Since during search if we find a row requiring an update and it will need to go into another
partition it won't happen directly after the search.
However using index scan with requirements on ordered output we can have the following
pattern.

Example 2:
-------------
search
write_row
update_row/delete_row
write_row
search
update_row/delete_row
write_row
write_row

The reason here is that here we're scanning all partitions in parallel.
Then we perform a merge-sort of the output from the partitions and
send the result out from index_read/index_next. Thus we can read
one record from an index scan, keep it in the buffer of the partition
handler. Handle some records from other handlers that change
partitions => write_row on our handler, this can happen more than
one time before our record is passed to the MySQL layer.

Ok, let's continue tomorrow
[21 Mar 2006 15:57] Heikki Tuuri
I have now pushed the patch below to the Innobase Oy source tree of InnoDB-5.1. It does fix this particular bug. Marko has to review the patch, and I will continue studying what other bugs might follow the from the new way table handles are used in a single SQL statement.

Regards,

Heikki

--- trunk/row/row0ins.c	2006-03-21 10:00:30 UTC (rev 358)
+++ trunk/row/row0ins.c	2006-03-21 15:57:55 UTC (rev 359)
@@ -2451,21 +2451,27 @@
 
 	/* If this is the first time this node is executed (or when
 	execution resumes after wait for the table IX lock), set an
-	IX lock on the table and reset the possible select node. */
+	IX lock on the table and reset the possible select node. MySQL's
+	partitioned table code may also call an insert within the same
+	SQL statement AFTER it has used this tbale handle to do a search.
+	This happens, for example, when a row update moves it to another
+	partition. In that case, we have already set the IX lock on the
+	table during the search operation, and there is no need to set
+	it again here. But we must write thx->id to to node->trx_id_buf. */
 
+	trx_write_trx_id(node->trx_id_buf, trx->id);
+
 	if (node->state == INS_NODE_SET_IX_LOCK) {
 
 		/* It may be that the current session has not yet started
 		its transaction, or it has been committed: */
 
 		if (UT_DULINT_EQ(trx->id, node->trx_id)) {
-			/* No need to do IX-locking or write trx id to buf */
+			/* No need to do IX-locking */
 
 			goto same_trx;
 		}
 
-		trx_write_trx_id(node->trx_id_buf, trx->id);
-
 		err = lock_table(0, node->table, LOCK_IX, thr);
 
 		if (err != DB_SUCCESS) {
[22 Mar 2006 16:48] Heikki Tuuri
I ran a heavy parallelized stress test on range partitioned InnoDB tables (ibtest7, 7a, 9, 9a), and mysqld did not crash. I did not check the correctness of SELECT results.
[24 Apr 2006 11:38] Alexander Ivanov
Fixed in 5.1.10-beta.
[24 Apr 2006 16:43] Jon Stephens
Thank you for your bug report.
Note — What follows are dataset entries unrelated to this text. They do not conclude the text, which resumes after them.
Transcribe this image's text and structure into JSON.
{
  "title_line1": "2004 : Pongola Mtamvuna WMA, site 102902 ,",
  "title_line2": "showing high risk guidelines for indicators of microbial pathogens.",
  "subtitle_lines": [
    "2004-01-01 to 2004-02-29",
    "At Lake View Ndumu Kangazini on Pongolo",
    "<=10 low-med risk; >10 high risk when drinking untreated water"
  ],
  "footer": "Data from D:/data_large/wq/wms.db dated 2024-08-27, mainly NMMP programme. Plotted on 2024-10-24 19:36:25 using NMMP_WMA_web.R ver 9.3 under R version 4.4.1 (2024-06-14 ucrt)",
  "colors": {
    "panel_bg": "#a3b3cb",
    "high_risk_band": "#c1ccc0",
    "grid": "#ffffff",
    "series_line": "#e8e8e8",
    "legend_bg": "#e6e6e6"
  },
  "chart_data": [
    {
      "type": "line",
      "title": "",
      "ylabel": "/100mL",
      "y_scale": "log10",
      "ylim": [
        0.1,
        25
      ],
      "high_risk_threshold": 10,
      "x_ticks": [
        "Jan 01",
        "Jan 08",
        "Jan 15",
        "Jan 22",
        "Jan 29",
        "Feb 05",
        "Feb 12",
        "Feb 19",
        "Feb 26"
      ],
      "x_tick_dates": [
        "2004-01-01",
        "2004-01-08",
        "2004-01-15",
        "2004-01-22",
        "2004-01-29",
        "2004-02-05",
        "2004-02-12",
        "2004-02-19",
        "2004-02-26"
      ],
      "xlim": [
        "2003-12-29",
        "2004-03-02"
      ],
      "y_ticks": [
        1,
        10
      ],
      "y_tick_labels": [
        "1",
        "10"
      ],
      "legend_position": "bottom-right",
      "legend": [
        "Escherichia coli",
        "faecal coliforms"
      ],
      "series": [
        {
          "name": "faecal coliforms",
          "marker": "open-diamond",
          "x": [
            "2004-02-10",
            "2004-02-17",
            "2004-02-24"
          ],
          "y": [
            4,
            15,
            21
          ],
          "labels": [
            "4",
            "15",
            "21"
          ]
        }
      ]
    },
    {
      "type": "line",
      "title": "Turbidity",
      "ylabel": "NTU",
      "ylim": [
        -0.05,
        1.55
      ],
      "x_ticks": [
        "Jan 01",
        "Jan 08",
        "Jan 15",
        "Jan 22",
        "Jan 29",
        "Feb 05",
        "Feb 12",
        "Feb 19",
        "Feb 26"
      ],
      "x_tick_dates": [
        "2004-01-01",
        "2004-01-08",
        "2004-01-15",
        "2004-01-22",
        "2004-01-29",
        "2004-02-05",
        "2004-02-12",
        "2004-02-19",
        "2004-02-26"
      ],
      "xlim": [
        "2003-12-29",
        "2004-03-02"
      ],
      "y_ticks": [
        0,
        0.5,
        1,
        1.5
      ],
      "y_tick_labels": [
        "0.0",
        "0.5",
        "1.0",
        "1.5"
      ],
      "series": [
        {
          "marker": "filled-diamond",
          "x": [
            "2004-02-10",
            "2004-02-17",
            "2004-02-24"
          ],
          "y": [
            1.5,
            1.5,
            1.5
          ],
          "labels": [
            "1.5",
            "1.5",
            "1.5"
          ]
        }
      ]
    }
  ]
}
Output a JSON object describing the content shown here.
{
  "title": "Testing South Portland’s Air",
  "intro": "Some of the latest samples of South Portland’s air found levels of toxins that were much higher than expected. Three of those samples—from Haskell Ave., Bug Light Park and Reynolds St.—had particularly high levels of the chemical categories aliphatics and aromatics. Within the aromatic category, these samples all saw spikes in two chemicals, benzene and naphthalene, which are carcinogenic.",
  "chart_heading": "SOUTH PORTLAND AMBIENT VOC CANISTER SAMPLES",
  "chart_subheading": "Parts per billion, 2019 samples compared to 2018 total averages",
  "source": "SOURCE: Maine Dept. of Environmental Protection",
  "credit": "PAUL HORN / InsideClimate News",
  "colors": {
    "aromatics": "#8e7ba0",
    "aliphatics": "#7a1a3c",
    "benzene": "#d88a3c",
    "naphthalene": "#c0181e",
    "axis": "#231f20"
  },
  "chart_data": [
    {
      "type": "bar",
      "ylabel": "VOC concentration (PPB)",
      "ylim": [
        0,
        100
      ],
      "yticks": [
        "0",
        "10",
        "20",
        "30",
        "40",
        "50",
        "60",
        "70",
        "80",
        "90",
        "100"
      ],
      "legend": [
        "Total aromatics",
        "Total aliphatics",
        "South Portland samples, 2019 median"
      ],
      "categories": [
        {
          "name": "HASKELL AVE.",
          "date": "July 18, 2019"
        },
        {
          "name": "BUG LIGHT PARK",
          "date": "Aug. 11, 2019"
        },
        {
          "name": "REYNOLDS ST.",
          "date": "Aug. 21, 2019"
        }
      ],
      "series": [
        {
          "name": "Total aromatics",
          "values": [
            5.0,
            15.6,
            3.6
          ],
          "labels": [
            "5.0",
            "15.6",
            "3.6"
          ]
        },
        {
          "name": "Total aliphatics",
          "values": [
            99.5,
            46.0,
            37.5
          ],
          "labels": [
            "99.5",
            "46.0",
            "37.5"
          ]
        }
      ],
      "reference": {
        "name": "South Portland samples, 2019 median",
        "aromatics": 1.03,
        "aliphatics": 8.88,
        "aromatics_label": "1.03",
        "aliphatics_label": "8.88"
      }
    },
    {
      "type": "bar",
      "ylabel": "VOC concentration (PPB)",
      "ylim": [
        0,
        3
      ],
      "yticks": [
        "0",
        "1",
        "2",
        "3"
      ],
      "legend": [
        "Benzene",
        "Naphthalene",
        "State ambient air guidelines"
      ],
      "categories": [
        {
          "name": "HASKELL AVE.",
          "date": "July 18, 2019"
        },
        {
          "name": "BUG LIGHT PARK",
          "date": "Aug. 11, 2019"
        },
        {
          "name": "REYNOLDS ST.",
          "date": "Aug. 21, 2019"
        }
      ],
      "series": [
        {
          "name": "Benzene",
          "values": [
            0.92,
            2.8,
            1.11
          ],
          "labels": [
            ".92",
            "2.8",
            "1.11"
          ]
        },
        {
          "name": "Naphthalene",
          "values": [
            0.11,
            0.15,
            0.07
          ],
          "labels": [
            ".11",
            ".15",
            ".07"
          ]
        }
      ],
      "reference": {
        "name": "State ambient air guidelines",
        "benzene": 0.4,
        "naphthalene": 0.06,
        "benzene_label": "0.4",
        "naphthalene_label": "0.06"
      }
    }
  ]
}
This issue has been committed to our
source repository of that product and will be incorporated into the
next release.

If necessary, you can access the source repository and build the latest
available version, including the bugfix, yourself. More information 
about accessing the source trees is available at
    http://www.mysql.com/doc/en/Installing_source_tree.html

Additional info:

Documented bugfix in 5.1.10 changelog. Closed.